In 1987 I didn't worry about kernel clock interrupts at 60 Hz, but they
are outrageous now too :-).

Clock interrupts normally aren't accounted for properly.  With proper
accounting, I've seen them taking 1-10% on bad systems in 1987 and
2007, but 0.1% is more normal.  Even a fast x86 probably takes 1
microsecond per clock interrupt to do almost nothing, so the bad default
of HZ = 1000 costs 0.1%, and HZ = 10000 costs 1%.

> On the other hand, if people are going to rely on this new feature of
> being able to execute something every second, then the integer sleep
> needs to be changed to a nanosleep() calculated to truly wake up at a
> 1hz rate without eliding seconds now and then.

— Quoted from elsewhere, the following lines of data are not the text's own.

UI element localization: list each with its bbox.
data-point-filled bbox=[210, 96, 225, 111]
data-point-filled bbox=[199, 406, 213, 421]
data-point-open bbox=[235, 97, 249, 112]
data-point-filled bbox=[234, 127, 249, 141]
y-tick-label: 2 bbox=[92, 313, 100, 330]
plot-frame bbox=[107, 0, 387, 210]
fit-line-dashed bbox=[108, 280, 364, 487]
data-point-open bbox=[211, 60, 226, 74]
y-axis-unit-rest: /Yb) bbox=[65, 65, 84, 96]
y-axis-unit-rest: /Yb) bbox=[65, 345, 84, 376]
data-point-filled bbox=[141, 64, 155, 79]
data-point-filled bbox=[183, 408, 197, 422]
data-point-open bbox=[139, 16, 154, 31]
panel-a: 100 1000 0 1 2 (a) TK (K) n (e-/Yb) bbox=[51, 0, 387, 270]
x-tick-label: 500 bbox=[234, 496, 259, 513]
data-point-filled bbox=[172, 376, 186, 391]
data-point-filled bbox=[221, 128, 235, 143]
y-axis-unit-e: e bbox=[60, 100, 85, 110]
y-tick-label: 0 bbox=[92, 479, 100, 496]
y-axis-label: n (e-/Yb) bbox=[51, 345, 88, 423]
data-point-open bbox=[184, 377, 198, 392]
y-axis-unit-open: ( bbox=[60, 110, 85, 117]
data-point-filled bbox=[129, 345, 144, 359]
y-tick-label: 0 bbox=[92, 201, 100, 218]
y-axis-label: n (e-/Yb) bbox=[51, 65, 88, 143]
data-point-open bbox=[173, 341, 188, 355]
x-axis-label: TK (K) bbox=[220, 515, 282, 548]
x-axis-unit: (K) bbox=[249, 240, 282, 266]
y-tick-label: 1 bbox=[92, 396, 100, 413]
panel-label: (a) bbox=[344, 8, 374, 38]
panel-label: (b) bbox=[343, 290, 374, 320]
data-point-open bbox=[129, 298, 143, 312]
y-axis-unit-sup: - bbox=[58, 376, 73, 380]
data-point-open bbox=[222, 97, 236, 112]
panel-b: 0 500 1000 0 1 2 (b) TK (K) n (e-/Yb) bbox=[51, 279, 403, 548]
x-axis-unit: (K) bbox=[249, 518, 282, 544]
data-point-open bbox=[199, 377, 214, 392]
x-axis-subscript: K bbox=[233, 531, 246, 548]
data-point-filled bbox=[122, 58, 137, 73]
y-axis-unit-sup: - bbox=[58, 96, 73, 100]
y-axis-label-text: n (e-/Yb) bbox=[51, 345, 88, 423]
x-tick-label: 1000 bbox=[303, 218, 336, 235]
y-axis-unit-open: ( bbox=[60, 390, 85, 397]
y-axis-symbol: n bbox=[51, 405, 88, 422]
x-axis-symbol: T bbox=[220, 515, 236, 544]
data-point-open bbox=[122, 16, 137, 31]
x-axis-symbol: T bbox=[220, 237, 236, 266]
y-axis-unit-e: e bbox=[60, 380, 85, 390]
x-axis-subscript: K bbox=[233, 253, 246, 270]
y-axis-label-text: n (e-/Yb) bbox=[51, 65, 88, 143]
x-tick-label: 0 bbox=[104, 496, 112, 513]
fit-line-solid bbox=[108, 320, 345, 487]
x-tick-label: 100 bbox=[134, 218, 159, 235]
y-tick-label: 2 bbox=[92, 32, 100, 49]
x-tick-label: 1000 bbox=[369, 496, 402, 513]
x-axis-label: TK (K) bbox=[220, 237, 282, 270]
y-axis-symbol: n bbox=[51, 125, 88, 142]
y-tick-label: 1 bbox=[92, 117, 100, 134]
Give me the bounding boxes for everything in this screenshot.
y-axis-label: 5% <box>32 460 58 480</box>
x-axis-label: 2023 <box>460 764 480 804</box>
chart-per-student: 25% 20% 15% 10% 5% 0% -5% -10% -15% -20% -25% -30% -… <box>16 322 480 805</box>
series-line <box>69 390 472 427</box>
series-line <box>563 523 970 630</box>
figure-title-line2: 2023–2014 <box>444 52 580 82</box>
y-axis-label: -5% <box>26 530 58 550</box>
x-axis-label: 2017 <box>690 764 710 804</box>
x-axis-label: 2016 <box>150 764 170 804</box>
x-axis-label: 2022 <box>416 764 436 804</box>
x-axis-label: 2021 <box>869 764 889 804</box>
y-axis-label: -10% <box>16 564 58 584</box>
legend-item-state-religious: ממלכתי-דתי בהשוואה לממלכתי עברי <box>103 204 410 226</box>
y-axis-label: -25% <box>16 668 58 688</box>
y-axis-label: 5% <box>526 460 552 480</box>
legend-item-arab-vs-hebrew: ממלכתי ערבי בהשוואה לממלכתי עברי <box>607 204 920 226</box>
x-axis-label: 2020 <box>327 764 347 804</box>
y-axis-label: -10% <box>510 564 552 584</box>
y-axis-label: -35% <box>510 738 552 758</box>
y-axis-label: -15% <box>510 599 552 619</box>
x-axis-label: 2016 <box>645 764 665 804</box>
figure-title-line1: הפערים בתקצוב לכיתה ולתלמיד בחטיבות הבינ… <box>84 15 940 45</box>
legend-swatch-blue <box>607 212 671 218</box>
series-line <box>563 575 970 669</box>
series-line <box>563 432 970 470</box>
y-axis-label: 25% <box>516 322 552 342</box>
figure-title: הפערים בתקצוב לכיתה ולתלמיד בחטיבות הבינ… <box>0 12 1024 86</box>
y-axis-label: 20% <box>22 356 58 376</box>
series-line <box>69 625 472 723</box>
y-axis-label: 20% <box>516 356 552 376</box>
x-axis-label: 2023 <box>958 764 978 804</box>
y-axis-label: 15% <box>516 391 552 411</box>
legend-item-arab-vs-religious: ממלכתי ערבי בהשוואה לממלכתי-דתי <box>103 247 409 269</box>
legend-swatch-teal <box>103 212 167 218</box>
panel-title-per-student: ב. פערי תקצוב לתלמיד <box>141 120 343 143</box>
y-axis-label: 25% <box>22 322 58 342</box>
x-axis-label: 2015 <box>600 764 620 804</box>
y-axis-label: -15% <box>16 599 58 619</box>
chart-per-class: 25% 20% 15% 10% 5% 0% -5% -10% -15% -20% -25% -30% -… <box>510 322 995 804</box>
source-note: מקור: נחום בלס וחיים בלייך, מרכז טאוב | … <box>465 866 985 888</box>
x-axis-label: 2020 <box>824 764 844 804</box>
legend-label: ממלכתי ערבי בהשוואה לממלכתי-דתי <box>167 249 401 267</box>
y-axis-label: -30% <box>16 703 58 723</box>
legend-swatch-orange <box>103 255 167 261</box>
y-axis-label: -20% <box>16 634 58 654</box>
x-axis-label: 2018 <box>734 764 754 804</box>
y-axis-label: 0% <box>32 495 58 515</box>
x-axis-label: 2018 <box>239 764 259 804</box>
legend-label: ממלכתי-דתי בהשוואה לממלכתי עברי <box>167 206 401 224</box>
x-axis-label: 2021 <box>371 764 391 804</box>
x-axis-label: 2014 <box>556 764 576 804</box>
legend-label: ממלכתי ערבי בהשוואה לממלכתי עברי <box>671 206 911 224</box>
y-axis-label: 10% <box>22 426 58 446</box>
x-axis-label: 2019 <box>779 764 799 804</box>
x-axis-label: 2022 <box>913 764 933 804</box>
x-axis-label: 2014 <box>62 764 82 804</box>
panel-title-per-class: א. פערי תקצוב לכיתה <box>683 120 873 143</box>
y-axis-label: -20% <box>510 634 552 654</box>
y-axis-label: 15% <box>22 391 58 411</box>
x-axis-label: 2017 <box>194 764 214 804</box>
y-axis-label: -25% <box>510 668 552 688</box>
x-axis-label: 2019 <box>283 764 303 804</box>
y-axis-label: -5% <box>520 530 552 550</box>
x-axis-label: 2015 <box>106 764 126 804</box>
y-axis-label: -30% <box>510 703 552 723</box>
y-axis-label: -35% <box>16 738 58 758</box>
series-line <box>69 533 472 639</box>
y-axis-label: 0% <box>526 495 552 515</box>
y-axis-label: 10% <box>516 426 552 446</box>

My version of ping does this so as to send out packets every second
instead of drifting at a rate of approximately 2/HZ per second (normal
ping sends a packet and then tries to wait for 1 second but actually
waits for 1 second plus the scheduling granularity (rounded up) plus
any scheduling delay.  Then it has a minor delay sending the next
packet before trying to wait for 1 second again).  The drift is very
noticable if the scheduling granularity is large.  I use select timeouts
for this (ping already uses select timeouts and I just calculate the
time to the next second instead of always using 1), but I now think
this would be better implemented as a periodic itimer.  Old versions
of ping used non-periodic alarms and had significant (at least in
1987-1997) system overheads from this (for restarting the alarms), so
ping was changed to use select timeouts.  It still has to restart the
timeouts but this now happens in the same syscall that waits for a
packet to come back.

cron should care more about waking up at exact seconds boundaries.
Periodic itimers aren't accurate enough for this (they drift, but at
a constant rate).  Except high resolution timers might "fix" this using
lots more clock interrupts and outrageous slowness to get precise timing.